Gene Bilbrew


Eugene "Gene" Bilbrew was an African-American vocal group singer, cartoonist, and "bizarre art" pioneer. As noted in the biography, GENE BILBREW REVEALED: The Unsung Legacy of a Fetish Art Pioneer, he was "the first black career fetish artist in history." Starting in the mid-1950s, he was among the most prolific illustrators of fetish-oriented pulp book covers. In addition to signing his work under his own name, he produced art under a range of pseudonyms, including ENEG, Van Rod, and Bondy.

Early life

Born in Los Angeles in 1923, Bilbrew's first career was as a vocal group singer, performing with The Mellow Tones and the Basin Street Boys.

Art career

Starting in 1950, Bilbrew switched from singing to illustrative art.

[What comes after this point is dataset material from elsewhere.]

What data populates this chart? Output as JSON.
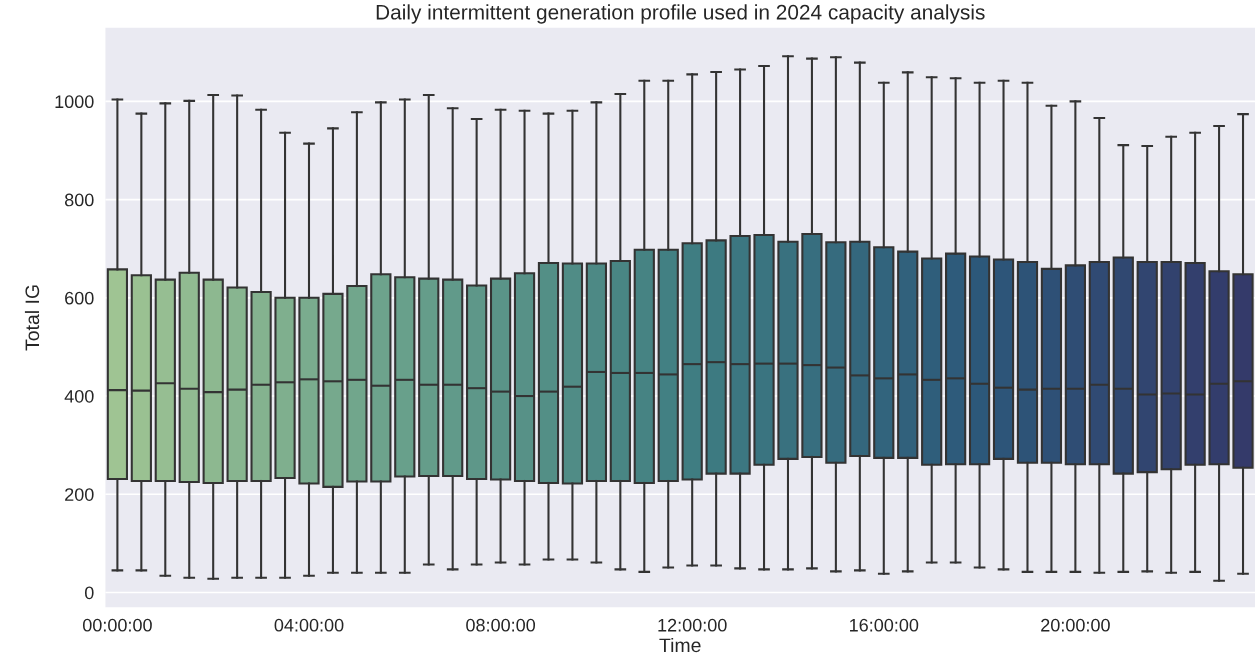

Rumors that he illustrated or produced the storyline for a comic strip series named The Bronze Bomber have been debunked, nor is there any evidence that he contributed to the African-American newspaper, Los Angeles Sentinel. His first professional art job was for the hugely influential comics artist Will Eisner, on The Spirit, where Bilbrew took over the back-up series Clifford—a little-kid humour page—after its originator Jules Feiffer was drafted into the army. Bilbrew's Clifford was syndicated as a weekly comic strip by General Features from 1951 to 1952.
The start of Bilbrew's "bizarre art" career came in 1951 through underground artist and pioneer Eric Stanton, whom Bilbrew met while attending Cartoonists and Illustrators School. From then on, Bilbrew focused on fetish art, producing work for notable underground publishers Irving Klaw, Edward Mishkin, Stanley Malkin, and the Sturman brothers. He also notably produced many illustrations and covers for Leonard Burtman, publisher of Exotique, a fetish magazine published between 1955 and 1959.
drawing from Women Bind and Dominate Male Maid by Bilbrew

Death

While his career waned with the coming of relaxed censorship laws of the 1960s, his substance abuse worsened in the early 1970s. According to Eric Stanton, Gene Bilbrew died in the back of a Times Square adult bookstore in May, 1974.